Hi! My name is Umaru Sanda Amadu and I am a journalist with City FM in Accra, Ghana. I am the winner of the Jury’s Special Prize Category of the 2012 Radio for Peacebuilding Africa Awards, organized by Search for Common Ground. To me, radio is the best thing that has happened to humanity. I grew up in a small village not too far from Accra, the national capital of Ghana. I always carried around my own radio set, hoping that one day I would also speak on one. It gave me information about happenings in the country that I could tell to my illiterate family members and other illiterate members of my village. Many years on, my dream became reality and I now find myself almost every day behind powerful microphones in Accra. Here, I have tackled serious issues of national concern. Most important to me, recently, was a story I did to give a voice to the mainly nomadic Fulani ethnic group, which is on the verge of a conflict with crop farmers in the country. The group felt it was misrepresented in the media. My documentary brought the issue into the fore, necessitating reactions from members of society, as well as, security experts who called for urgent action to avoid conflict. My respect for radio increased when I realized that many people call our station’s hotlines with complaints that lead us to collect information for criminal cases.  That shows the confidence Ghanaians have in radio and the purpose it serves. As we mark World Radio Day, it is my belief and hope that a pause button on this phenomenon will never be pressed. Long Live Radio! Long Live Broadcast Journalism – and peace to all!

Listen to World Radio Day by Ms. Hortence  (in French)

My name is Hortense Iradukunda, and I am a producer at Radio Isanganiro in Burundi. I am the winner of the 2012 Radio for Peacebuilding Africa Awards in the Gender Category. Radio has changed my life, as well as the lives of my audience members. In 2007, when I started working in radio, I had no idea about what was happening in other countries. There were many things I was unaware of and, at the beginning, I just did radio to do something.  It took me some time to realize that the problems Burundi’s population faces are my concerns as well.

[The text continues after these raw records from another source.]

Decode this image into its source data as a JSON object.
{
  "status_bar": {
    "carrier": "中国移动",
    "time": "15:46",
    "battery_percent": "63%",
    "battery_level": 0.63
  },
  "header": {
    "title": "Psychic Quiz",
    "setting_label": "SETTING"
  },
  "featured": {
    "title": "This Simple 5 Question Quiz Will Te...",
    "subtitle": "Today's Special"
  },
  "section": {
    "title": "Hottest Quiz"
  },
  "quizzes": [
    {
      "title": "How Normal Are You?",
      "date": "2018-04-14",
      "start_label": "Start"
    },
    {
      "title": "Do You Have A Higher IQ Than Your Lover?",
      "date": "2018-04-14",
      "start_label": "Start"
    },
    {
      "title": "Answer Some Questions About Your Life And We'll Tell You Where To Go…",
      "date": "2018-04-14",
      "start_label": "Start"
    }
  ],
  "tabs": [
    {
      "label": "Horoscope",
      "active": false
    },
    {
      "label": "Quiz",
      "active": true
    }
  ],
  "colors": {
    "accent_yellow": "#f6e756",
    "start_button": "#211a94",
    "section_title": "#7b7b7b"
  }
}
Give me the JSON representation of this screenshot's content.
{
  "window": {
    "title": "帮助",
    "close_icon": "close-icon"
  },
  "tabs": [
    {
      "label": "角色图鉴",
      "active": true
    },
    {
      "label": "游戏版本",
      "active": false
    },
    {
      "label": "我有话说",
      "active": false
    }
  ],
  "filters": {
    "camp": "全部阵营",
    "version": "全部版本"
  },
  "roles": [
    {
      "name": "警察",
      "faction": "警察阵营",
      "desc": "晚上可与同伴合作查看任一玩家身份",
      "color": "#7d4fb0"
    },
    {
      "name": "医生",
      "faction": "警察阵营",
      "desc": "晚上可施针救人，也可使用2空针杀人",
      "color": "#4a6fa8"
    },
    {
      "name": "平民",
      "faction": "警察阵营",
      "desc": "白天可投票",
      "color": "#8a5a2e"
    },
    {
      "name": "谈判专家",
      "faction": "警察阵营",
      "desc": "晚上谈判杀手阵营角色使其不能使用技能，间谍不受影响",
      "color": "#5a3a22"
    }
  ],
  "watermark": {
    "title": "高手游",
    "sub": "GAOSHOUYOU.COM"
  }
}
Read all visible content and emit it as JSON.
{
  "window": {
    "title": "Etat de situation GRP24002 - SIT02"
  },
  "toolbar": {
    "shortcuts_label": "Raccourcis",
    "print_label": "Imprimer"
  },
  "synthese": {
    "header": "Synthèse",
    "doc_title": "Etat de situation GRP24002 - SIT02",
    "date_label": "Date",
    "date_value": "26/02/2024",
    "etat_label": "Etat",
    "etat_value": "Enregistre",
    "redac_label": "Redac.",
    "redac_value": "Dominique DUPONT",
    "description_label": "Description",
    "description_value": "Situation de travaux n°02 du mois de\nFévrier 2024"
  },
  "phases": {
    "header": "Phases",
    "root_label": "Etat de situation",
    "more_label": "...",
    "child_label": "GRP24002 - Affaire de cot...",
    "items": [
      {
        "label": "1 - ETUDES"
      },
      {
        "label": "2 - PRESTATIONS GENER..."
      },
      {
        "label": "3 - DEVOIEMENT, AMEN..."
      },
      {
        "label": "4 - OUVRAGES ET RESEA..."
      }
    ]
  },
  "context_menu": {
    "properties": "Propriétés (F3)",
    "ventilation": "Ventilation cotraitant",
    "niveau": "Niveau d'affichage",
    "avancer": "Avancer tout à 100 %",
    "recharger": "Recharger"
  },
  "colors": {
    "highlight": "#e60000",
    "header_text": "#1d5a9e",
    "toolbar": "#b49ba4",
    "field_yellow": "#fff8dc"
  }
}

I can give you an example: I produce a weekly show that generally focuses on human rights and, specifically, on women’s rights. When I started this show, I told myself this is how it should be done: I go out to the field, I report what has happened, and the show airs on the radio. But, in fact, I realized that these women should speak up and the reports should include their voices. This is how I learned about the actual problems and began to understand how I could help solve them. So, the radio is my tool to help solve issues, such as, human rights, women’s rights in Burundi, and other areas. I am really proud because I’ve seen many things change in my country since my shows first aired. That gives me great pleasure – it means that I can contribute to changing things in my country. In addition, when it comes to the audience, we receive calls after the show from people who were not aware of certain issues, from others who learned something, from women who learned about their rights, etc. This shows us that there are listeners who benefit from our shows. Therefore, radio greatly contributes to change, both in terms of the journalists who prepare the shows and the audience that listens to them.